There were a couple of comments on ageism, including this one:
"Would like more emphasis pointing to employers not using older workers- definitely ageism that no one seems to be addressing."
Here are a couple from women on their challenges:
"CISSP and Masters were paid for by employers/grants and/or federal gov assistance program. Had to get Masters cos as a woman my years of experience was irrelevant and ppl wanted to focus on my art degree from 10 yrs+ ago."
"I was in SF in the 80s. Nobody had degrees in tech back then. IBM gave free classes to PC-buyers. I just grokked PCs and could write and teach. Male employers wouldn't believe my skills, even when I offered to demo. A decade later, an intelligence agency head hunted me."
The topic of who supports and pays for education came up frequently in comments:
"It's frustrating how some employers do not support on-going education for their employees, including allowing them to attend security related association meetings and conferences (some of which are low-cost or free). And sadly that good training, like SANS, is getting so costly that many can't afford unless their company is paying. Which many don't."

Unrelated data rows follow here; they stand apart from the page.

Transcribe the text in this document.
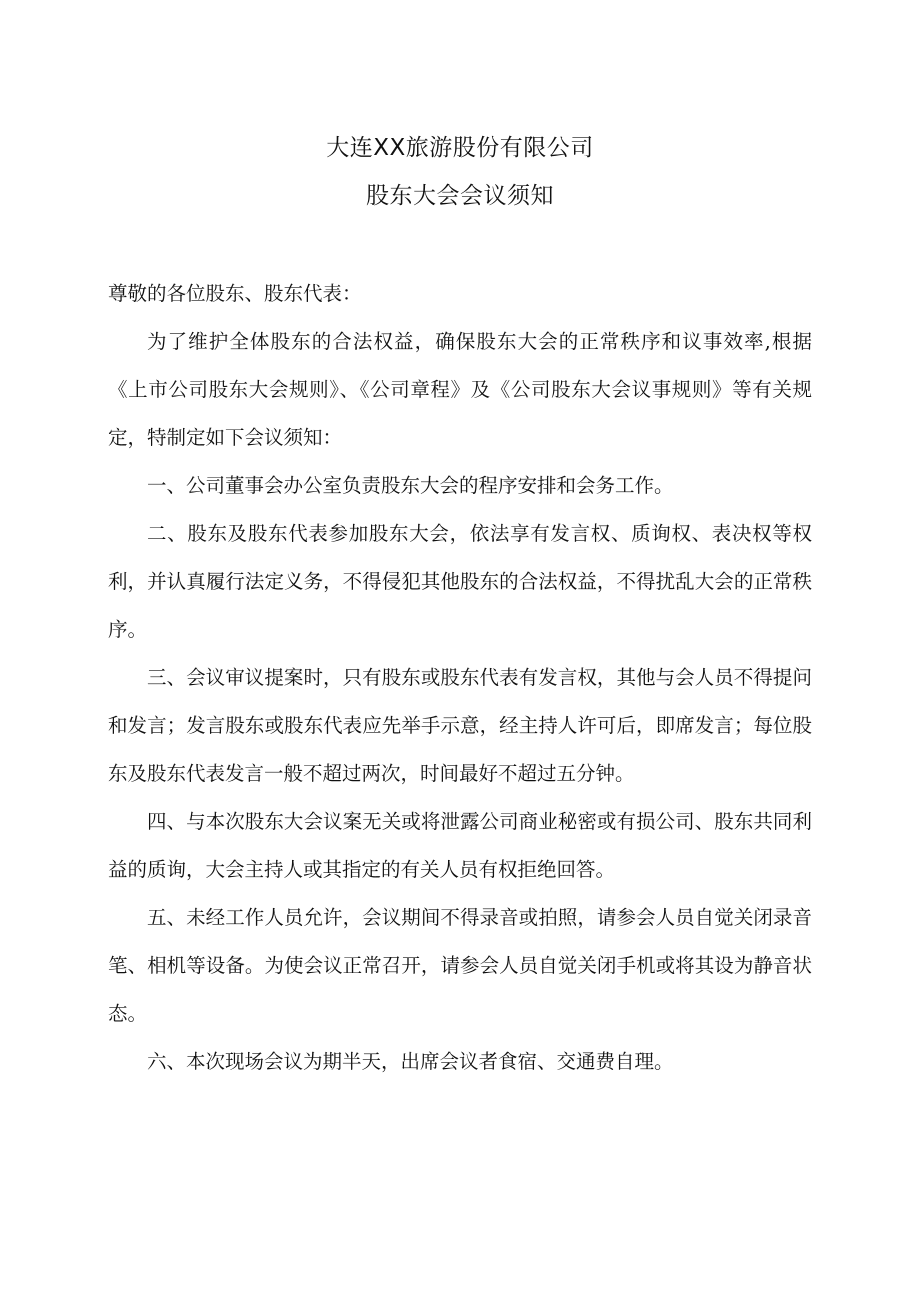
大连XX旅游股份有限公司
股东大会会议须知

尊敬的各位股东、股东代表：

为了维护全体股东的合法权益，确保股东大会的正常秩序和议事效率,根据《上市公司股东大会规则》、《公司章程》及《公司股东大会议事规则》等有关规定，特制定如下会议须知：

一、公司董事会办公室负责股东大会的程序安排和会务工作。

二、股东及股东代表参加股东大会，依法享有发言权、质询权、表决权等权利，并认真履行法定义务，不得侵犯其他股东的合法权益，不得扰乱大会的正常秩序。

三、会议审议提案时，只有股东或股东代表有发言权，其他与会人员不得提问和发言；发言股东或股东代表应先举手示意，经主持人许可后，即席发言；每位股东及股东代表发言一般不超过两次，时间最好不超过五分钟。

四、与本次股东大会议案无关或将泄露公司商业秘密或有损公司、股东共同利益的质询，大会主持人或其指定的有关人员有权拒绝回答。

五、未经工作人员允许，会议期间不得录音或拍照，请参会人员自觉关闭录音笔、相机等设备。为使会议正常召开，请参会人员自觉关闭手机或将其设为静音状态。

六、本次现场会议为期半天，出席会议者食宿、交通费自理。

"One of the reasons I'm looking at leaving my current company is because of its extremely limited support for educational/continuing education opportunities."
"The cleared defense contractor (CDC) industry in particular continues to deny obligations to train & retain employees... I have worked for multiple companies rating in the top 10 defense contractors, and have yet to experience, influence or benefit from an effective training budget. Lowest Cost, Technically Acceptable criteria seems to always win."
"Tuition reimbursement is a great incentive. 3 SANS/GIAC certs thanks to employer. 7 years active military."
Speaking of military, there was this comment:
"Working for DoD, they were very supportive of my Masters program. My bachelors in music, was earned before I had any notion of an IT career, certainly influenced by family where a college education was strongly expected and encouraged. I don't know if having degrees have helped my career but I learned things in both tech and non-tech programs that have been very useful."
Probably the most succinct comment:
"The GI Bill was my sugar daddy for my education."
Thanks again to everyone who took the survey and helped to spread the word about it. The survey is still open, so please continue to share.
Also, thanks to Tenable. I have worked at Tenable for nine years, and they have always been extremely supportive of my community projects and volunteerism, including Security BSides, The Shoulders of InfoSec, The InfoSec Burnout Project, and this exploration of education in our industry. My lawyer would probably like me to add that my community and volunteer work is done through Tiki Tonk, LLC.